Dancer and choreographer Jerry Bongai Zwane points to an arbitrary place and says, "To give back hope and dignity to the community." That is his way of clarifying the motto of Taxido, his dancing group. When he is however asked about the dignity of the boys and girls he slaps and pinches when they don't get his routines right, he sits back and hangs his clean-shaven head in silence. "People notice only the bad things," he later comments, "and sometimes, the bad things are smaller than the good things."
But Irene Loebell's KATLEHONG (Life in Progress) is not the story of Jerry, the reformed man who sets up a dancing class. It is the story of the hope and dignity of three teenage dancers: Tshidiso, the care-free playboy with eleven girlfriends; Venter, who worries about his mother and brothers, and dreams of attending a university, and Seipati, the self-acclaimed best dancer, who is kicked out of the group after missing two rehearsals.
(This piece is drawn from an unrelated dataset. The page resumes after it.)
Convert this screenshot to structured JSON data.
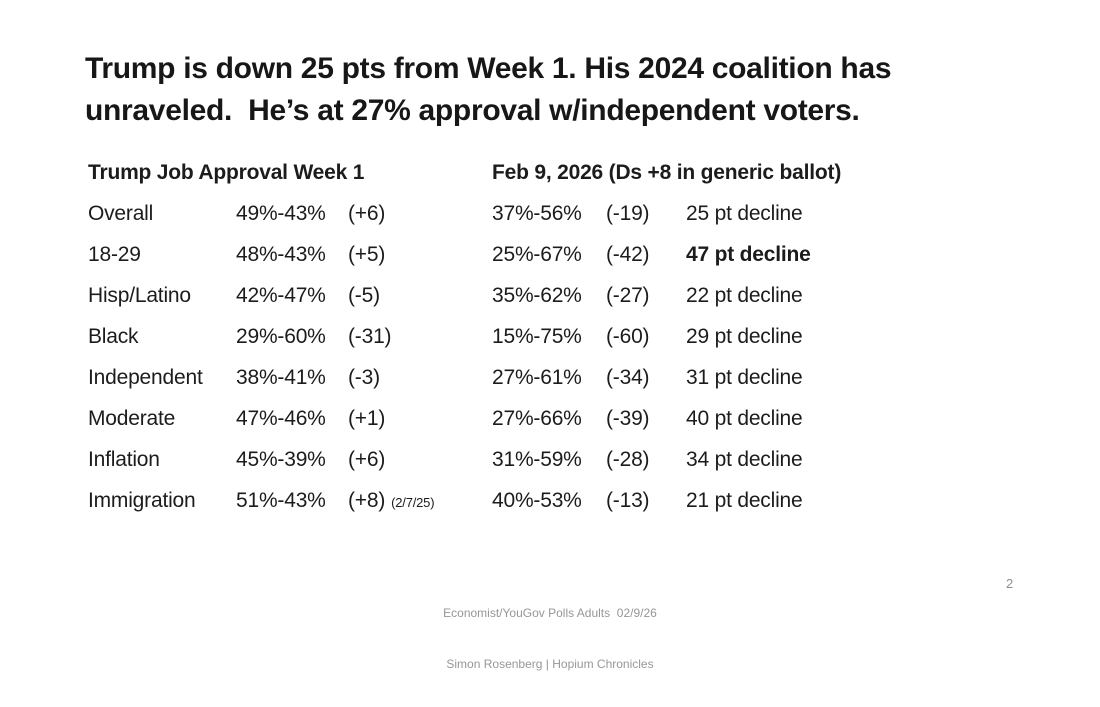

‘Katlehong' is a Sotho word that means Progress, and Loebell, in footage shot mostly on a hand-held camera, shows the progression of the teenage trio over three years. The film, her second directorial work, is filled with wide shots of the township at night and close-up shots of the characters as they dress, eat, dance, cry and live.
Located thirty-five kilometres to the east of Johannesburg, South Africa, Katlehong still bears the scars of apartheid two decades after its end. The only sighting of white folks in the film is when they cheer the dance troupe's performance or at the University of Johannesburg.
There are moments in the documentary that could have been cut out to reduce the 95-minutes running time, such as a perfume-sampling session with the boys. The detail and context in some of the extra footage makes up for this though. The viewer is allowed to laugh at Tshidiso's struggles with taking an HIV test, which is the perfect comic foil to the inevitable doom that hangs over Seipati, whose body changes with pregnancy as she roams the streets of Katlehong in search of her father.
Venter takes the director Loebell to see his own absentee father in Lesotho (an act that angers Jerry), where green hills and strolling cattle offer a change of scene from the shanties of Katlehong. But in his desire to escape Katlehong, Venter appears to be setting himself up for disappointment.
Jerry's claim that the bad things are smaller than the good is debatable, because he treats the teenagers like mere tools in his quest for glory. The statement that the bad is way smaller than the good is however true of Irene Loebell's documentary film.